Nun ist frische Verliebtheit die eine Sache, Vertrautheit die andere. Zusammen tauchen sie eher selten auf, so auch an diesem Abend. Dabei gibt der Programmablauf zu einem potenziell prächtigen Finale hin den Verlauf praktischerweise vor – und das Ausschöpfen dieser Möglichkeit gelingt mit Gustav Mahlers erster Sinfonie auch plangemäß. Nicht nur für die damaligen Zeitgenossen der Uraufführung 1889 sprengte der (offizielle) sinfonische Erstling Mahlers alle Erwartungshaltungen, auch heutige Aufführungen des Fünfzigminüters stellen Anforderungen an Ausführende und Zuhörende, die in der Frage nach einem Spannungsbogen eine Schnittmenge teilen. Diesen Bogen vonseiten der Interpreten aufrechtzuerhalten, ist die wohl größte Kunst – gelingt sie, hat auch das Publikum die Chance gleichzuziehen.

Und diese Punktlandung gelang unter voll gesetzten Segeln und mit Sturm und Drang: Unter Walkers Leitung findet die Rheinische Philharmonie zu beeindruckendem Klangreichtum. Keineswegs nur im finalen Schlussjubel, auch in den vielen sphärischen Streichergeweben zu Beginn, dem gut präparierten Augenzwinkern der Bläser in den parodistischen Passagen und der Energieversammlung in vielen potenziellen Hakelstellen der Sinfonie erzielt diese Leistung zwischen berückend und beglückend und mit nur einer kleinen Durststrecke im Finalsatz hohe Ausschläge auf der Emotionsskala.
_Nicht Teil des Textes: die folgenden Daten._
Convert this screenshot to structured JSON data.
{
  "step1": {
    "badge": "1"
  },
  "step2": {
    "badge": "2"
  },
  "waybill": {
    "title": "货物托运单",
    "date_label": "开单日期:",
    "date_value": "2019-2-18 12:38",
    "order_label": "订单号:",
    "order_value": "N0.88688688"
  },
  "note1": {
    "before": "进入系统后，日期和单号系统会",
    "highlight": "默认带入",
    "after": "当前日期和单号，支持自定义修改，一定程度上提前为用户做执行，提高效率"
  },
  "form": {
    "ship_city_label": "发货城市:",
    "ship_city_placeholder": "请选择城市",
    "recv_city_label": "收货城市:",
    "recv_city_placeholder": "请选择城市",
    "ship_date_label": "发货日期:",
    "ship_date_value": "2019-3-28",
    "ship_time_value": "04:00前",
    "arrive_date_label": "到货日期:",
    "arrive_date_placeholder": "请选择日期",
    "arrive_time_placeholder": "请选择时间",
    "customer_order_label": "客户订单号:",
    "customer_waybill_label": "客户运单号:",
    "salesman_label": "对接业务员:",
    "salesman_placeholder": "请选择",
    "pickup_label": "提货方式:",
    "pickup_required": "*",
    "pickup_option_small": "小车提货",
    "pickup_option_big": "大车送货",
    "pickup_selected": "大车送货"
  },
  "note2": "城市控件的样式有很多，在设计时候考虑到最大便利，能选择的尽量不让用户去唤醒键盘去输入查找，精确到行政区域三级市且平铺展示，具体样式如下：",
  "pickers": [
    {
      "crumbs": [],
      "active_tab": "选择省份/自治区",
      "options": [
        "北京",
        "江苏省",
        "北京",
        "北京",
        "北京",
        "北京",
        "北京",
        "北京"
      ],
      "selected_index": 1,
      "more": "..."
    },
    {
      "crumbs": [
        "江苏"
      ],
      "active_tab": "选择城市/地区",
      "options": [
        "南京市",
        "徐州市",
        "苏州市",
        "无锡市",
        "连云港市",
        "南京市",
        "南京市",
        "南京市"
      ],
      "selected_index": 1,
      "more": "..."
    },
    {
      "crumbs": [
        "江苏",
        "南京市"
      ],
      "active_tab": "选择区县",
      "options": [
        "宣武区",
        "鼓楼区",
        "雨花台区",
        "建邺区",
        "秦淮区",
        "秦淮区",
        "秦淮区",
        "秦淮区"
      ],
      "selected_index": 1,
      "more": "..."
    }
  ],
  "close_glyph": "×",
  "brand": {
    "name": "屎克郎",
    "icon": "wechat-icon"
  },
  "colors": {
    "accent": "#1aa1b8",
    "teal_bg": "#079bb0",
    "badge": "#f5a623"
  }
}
Bei Mahler gelingt auch die interpretatorische Profilierung, die zu Beginn hinter dem allbestimmenden Gefühl begeisterter Leichtigkeit zurückzutreten bereit schien: Jacques Iberts „Hommage à Mozart“, ein fluffig-quirliges Auftaktstück, atmet (zu)viel Adrenalin und hakelt noch ein wenig – was nur der Aufregung des Beginns geschuldet sein kann, denn das hohe Maß an Präzision, das Garry Walker in seinem spielerischen, hier fast tänzerisch-gelenkigen Dirigat vorgibt, ist auch für die Zuschauer nachvollziehbar.

Auch der erste Schwerpunkt des Konzertes, Mozarts „Jupiter“-Sinfonie, ließe Nachfragen zu, geben sich Walker und das Orchester doch recht unbeeindruckt von dem, was die Mozart-Interpretation in den vergangenen Jahrzehnten in diese Sinfonie hineingelegt und herausgeholt hat.

Die hineindringende Moll-Welt des tieftragischen Mozart nicht ganz so offenbar zu betonen, eher gepflegt und mit feinen Unterschieden als mit dem historisch informierten Holzhammer zu phrasieren und auf Proportionen dieser Sinfonie gemessen hinzuweisen – gerade in Vorbereitung auf den formenlösenden Mahler: Auch das könnte natürlich durchaus eine, wenngleich ziemlich zurückhaltende Interpretationsabsicht sein. Und immerhin gelingt schon im Mozart-Schlusssatz ein Zusammentreffen der Fugato-Stimmen zu einem mehrdimensionalen, nicht auf Glanz und Nachdruck versessenen Klangrelief, das Lust macht auf die vielen nächsten Kapitel dieser jungen Beziehung von Dirigent und Orchester, die sich hoffentlich einen Teil des leidenschaftlichen Enthusiasmus des Beginns erhalten kann.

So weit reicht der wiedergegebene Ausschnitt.